Meurant denies ‘divisiveness’
All three mayoral candidates were given a good hearing by more than 100 residents at Kiri Te Kanawa Retirement Village, but it was 72-year-old resident Susan Sligo who brought the house down.
Rehette Stoltz, Meredith Akuhata-Brown and Ross Meurant each had seven minutes to address the audience.
All expressed support for the restoration of a rail line, before taking questions from the floor.
Village resident Susan Sligo quizzed Mr Meurant about his time on the Rodney District Council.
During Mr Meurant’s term, the Minister for Local Government dissolved the Rodney council.
“I’d like to say I admire Mr Meurant’s business acumen,” said Ms Sligo. “He is sound in that world.

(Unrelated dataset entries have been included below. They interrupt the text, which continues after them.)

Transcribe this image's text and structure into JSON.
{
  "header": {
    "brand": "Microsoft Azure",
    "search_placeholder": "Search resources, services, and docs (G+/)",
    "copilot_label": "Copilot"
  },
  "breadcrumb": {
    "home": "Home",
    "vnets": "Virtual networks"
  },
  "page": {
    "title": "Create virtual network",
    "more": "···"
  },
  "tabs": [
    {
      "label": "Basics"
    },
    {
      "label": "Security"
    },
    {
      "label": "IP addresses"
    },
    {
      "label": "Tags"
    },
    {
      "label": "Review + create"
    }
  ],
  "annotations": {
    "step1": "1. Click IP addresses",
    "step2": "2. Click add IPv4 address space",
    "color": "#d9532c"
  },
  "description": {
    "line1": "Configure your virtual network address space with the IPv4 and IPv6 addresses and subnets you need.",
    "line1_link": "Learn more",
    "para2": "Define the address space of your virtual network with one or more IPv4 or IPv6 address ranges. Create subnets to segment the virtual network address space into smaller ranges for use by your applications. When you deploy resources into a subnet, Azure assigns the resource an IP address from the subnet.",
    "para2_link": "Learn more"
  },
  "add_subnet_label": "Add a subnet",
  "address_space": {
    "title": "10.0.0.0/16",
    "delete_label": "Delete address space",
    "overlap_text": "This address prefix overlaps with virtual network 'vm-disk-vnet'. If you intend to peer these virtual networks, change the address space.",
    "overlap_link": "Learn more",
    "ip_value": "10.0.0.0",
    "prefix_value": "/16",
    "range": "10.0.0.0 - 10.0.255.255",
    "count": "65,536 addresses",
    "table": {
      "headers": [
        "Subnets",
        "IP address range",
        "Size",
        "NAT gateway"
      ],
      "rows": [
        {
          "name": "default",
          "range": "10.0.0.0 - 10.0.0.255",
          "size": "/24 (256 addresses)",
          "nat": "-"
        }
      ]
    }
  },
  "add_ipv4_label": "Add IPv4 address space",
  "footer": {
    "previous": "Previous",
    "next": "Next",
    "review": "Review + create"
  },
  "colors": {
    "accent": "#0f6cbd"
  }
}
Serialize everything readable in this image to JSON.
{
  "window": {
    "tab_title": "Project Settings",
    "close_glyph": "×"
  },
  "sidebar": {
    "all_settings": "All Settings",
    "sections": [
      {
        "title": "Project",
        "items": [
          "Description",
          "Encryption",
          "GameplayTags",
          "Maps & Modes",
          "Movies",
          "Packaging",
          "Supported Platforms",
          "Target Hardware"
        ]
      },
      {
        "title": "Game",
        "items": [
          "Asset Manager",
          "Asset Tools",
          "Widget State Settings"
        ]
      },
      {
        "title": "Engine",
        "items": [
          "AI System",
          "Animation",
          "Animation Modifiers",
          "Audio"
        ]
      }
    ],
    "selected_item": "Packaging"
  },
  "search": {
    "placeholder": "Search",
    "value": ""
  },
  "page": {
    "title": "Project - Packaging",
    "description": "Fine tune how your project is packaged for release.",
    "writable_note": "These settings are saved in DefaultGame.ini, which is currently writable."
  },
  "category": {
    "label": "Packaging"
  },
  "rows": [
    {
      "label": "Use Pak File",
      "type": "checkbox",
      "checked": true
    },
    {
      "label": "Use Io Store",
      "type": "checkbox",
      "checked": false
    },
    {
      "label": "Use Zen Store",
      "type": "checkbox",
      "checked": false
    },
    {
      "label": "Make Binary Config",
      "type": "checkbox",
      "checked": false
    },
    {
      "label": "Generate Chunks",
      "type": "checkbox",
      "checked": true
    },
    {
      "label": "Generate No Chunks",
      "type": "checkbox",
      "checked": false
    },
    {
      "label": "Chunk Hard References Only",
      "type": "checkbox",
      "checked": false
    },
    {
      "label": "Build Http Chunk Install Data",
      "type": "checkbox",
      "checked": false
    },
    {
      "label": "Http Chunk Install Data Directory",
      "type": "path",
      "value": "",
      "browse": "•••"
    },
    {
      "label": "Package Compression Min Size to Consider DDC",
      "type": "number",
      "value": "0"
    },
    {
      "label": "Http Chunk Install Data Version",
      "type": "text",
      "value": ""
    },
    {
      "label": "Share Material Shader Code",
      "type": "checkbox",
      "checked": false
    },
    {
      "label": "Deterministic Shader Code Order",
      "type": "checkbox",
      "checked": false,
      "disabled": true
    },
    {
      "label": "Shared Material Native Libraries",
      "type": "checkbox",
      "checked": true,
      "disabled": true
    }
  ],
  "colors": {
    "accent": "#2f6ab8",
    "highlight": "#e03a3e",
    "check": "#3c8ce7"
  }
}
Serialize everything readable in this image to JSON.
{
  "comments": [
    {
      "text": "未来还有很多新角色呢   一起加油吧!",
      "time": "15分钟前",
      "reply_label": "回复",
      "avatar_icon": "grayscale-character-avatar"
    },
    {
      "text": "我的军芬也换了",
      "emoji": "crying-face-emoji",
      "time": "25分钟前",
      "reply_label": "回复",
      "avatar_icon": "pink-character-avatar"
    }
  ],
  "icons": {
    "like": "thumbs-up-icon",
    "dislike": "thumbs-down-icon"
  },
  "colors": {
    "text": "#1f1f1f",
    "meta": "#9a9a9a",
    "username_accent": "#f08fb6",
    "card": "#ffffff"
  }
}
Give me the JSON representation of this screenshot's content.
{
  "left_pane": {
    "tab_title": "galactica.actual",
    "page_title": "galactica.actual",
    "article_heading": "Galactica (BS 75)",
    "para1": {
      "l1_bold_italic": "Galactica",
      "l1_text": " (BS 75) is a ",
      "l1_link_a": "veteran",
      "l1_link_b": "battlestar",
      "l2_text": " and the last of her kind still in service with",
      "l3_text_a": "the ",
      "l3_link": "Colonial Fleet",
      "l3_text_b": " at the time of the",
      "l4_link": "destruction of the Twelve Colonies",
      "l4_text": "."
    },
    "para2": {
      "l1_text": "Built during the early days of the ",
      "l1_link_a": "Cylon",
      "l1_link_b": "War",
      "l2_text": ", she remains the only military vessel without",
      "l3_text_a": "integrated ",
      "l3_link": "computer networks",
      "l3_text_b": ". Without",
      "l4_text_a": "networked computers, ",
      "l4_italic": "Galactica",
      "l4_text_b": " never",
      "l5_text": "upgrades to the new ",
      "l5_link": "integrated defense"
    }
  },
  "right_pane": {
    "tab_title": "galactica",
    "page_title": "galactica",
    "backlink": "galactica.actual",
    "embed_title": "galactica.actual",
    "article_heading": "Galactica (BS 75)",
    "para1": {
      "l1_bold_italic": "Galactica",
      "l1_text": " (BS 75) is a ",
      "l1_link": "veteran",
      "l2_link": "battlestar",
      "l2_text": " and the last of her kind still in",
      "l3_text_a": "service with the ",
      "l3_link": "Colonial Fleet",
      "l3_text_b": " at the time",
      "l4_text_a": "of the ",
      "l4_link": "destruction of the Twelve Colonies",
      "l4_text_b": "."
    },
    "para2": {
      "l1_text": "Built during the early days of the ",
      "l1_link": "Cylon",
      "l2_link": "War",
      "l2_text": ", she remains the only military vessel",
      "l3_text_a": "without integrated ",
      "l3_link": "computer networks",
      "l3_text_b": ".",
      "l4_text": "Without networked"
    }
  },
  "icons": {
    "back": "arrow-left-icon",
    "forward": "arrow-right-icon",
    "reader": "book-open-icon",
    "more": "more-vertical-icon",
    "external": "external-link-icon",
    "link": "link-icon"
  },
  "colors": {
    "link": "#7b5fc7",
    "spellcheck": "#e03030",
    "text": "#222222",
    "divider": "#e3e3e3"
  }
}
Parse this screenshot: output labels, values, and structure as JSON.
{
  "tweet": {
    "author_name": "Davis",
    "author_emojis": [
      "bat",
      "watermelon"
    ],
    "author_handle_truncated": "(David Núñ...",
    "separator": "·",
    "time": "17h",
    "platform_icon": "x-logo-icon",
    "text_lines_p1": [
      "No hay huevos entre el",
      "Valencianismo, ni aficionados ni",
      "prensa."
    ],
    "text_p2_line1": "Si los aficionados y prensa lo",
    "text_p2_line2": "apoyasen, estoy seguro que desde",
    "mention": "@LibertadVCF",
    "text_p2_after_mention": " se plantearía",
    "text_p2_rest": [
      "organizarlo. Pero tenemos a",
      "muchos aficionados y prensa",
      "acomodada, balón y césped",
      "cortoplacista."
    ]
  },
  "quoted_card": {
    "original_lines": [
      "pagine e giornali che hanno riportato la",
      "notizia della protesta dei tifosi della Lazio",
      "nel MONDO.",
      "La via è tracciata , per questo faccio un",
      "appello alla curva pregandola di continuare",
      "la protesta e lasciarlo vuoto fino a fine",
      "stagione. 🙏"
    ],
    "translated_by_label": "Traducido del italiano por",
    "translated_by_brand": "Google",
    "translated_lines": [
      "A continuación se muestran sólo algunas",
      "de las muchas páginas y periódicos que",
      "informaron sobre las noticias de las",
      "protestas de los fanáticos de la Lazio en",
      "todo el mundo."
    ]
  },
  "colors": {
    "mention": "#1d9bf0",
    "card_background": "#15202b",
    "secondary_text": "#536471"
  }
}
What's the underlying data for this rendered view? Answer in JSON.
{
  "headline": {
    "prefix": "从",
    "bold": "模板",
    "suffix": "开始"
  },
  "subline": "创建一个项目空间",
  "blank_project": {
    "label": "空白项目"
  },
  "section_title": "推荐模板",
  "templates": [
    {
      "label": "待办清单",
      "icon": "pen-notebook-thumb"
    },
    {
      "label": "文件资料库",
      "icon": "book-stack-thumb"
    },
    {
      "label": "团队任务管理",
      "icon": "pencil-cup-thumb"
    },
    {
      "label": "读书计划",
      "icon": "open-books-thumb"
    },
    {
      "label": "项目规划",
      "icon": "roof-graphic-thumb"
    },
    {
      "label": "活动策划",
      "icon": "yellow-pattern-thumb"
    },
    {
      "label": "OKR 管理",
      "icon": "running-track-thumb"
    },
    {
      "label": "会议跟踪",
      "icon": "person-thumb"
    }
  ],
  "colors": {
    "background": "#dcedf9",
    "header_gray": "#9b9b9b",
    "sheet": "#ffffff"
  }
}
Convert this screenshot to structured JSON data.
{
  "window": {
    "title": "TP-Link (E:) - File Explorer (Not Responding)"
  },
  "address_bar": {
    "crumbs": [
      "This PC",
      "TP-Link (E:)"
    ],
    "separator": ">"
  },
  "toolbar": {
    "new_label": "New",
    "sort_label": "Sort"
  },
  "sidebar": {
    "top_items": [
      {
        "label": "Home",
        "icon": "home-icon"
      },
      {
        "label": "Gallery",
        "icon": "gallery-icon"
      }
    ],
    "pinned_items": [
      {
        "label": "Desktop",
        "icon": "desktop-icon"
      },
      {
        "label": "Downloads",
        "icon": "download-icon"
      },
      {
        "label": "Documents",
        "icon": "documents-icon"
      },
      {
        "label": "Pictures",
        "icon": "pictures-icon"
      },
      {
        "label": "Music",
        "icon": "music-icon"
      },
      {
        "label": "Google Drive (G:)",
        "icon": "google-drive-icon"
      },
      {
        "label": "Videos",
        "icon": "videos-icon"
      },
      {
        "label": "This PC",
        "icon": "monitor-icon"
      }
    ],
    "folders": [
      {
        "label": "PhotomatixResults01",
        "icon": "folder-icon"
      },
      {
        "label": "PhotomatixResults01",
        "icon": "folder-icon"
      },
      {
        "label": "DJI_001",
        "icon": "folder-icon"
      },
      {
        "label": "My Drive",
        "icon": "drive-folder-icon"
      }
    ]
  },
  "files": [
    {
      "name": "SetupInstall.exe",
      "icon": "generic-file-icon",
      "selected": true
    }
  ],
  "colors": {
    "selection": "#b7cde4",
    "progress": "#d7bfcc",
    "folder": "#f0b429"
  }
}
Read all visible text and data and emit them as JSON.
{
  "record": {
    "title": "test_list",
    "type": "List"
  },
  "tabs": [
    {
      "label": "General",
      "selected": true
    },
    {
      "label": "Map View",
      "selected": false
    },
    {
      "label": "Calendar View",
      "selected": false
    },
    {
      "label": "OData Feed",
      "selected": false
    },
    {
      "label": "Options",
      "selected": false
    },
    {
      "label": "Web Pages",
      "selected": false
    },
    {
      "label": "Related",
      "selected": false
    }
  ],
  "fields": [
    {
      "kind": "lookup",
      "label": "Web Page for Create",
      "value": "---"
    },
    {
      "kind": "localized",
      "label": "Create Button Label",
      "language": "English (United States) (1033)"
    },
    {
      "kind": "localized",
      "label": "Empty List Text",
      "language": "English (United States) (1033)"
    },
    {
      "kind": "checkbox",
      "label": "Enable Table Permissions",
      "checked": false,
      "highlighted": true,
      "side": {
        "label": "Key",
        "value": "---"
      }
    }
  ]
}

“However, politically, I think over the years he has been someone divisive. I would like to know if he has put away his divisiveness and why he actually wants to come to Gisborne? I would like to put to him that challenge.”
Her question was met with cheers and loud applause from fellow residents.
Mr Meurant insisted he was not and never had been divisive.
He said issues at Rodney council had started over a ”heated” debate about his and others’ questions about relationships between some council staff and property developers.
Fifteen years later, two people had been sentenced to five years each in jail, after they were found guilty to charges “for precisely what we were looking at — corruption.”
(In 2017, Stephen James Borlase and Murray John Noone were jailed after being found guilty of corruption and bribery offences relating to more than $1 million of bribes which took place between 2005 and 2013 at Rodney District Council and Auckland Transport, while Noone was a senior council manager and Borlase a council supplier.)
Earlier in the meeting Ms Stoltz said she had a strategic vision to take the region “from good to great”.
She would ensure that council policies aligned with “what you want for your kids and your grand kids.”
“Number one, we need strategic leadership; number two, a clean environment; number three, a focus on climate change; number four, smart infrastructure; and number five, to make business easier.”
Should she be elected she would not take up a seat on Eastland Community Trust, she said, because the mayor should be totally focused on being the mayor.
“We should and can expect more from our council,” she said
It was also important to “do the basics well” in order to look after residents’ rates money by focusing on “real” council business like ensuring “proper” roads and “lovely” libraries.
When asked by a resident about a through road to Nelson Road from Potae Avenue, Ms Stoltz said, it had been pushed out to next year. “The opening up will happen,”she said.
Meredith Akuhata-Brown said she would focus on reducing inequalities as well as employment and health disparities in the region.
“It’s time to fight for a Tairawhiti that all families can afford . . . I stand because I believe that change can happen.”
“I want to live in a region that values people above everything.”
Talking about the Gizzy School Lunches initiative, Mrs Akuhata-Brown said “rather than kids coming to school because they have a lunch to eat, I want to see more improvement in equity in Tairawhiti”.
Community relationships would also be a key focus.
On the regional transport committee, Akuhata-Brown could not confirm whether the land for a road to be built from Potae Ave to Nelson Road had been bought.
“But I can get back to you.”
The woman who asked the question said she presented the same question to Meng Foon three years ago and they gave her the same answers and the date 2019 for issues regarding the Lytton West shops parking to be solved.
“2019 is quickly slipping away,” she said.
Former National MP Ross Meurant pointed to his political and business background as being positive assets for his campaign to boost commercial activity in the region.
“I want to rejuvenate commercial activity. It’s as if the handbrake has been pulled on Gisborne’s economy,” he said.
He would focus on creating opportunities for the next generation to revitalise the region.
“If not, the next generation will leave.”
He also wanted to address sewage dumped on the beach, logging trucks destroying roads and a lack of rail freight.
Reinstating rail was possible and he would make that a priority, but he said ratepayers would not foot the bill.
His high-profile reputation meant people had already approached him about investing here. That included a proposal for a $25 million self-powered bio-waste disposal plant that could generate electricity for 6000 houses.
“I don’t know where it’ll go, maybe in Tolaga Bay.” he said.
He also committed to setting aside dedicated days for people to sit down and talk to the mayor face-to-face.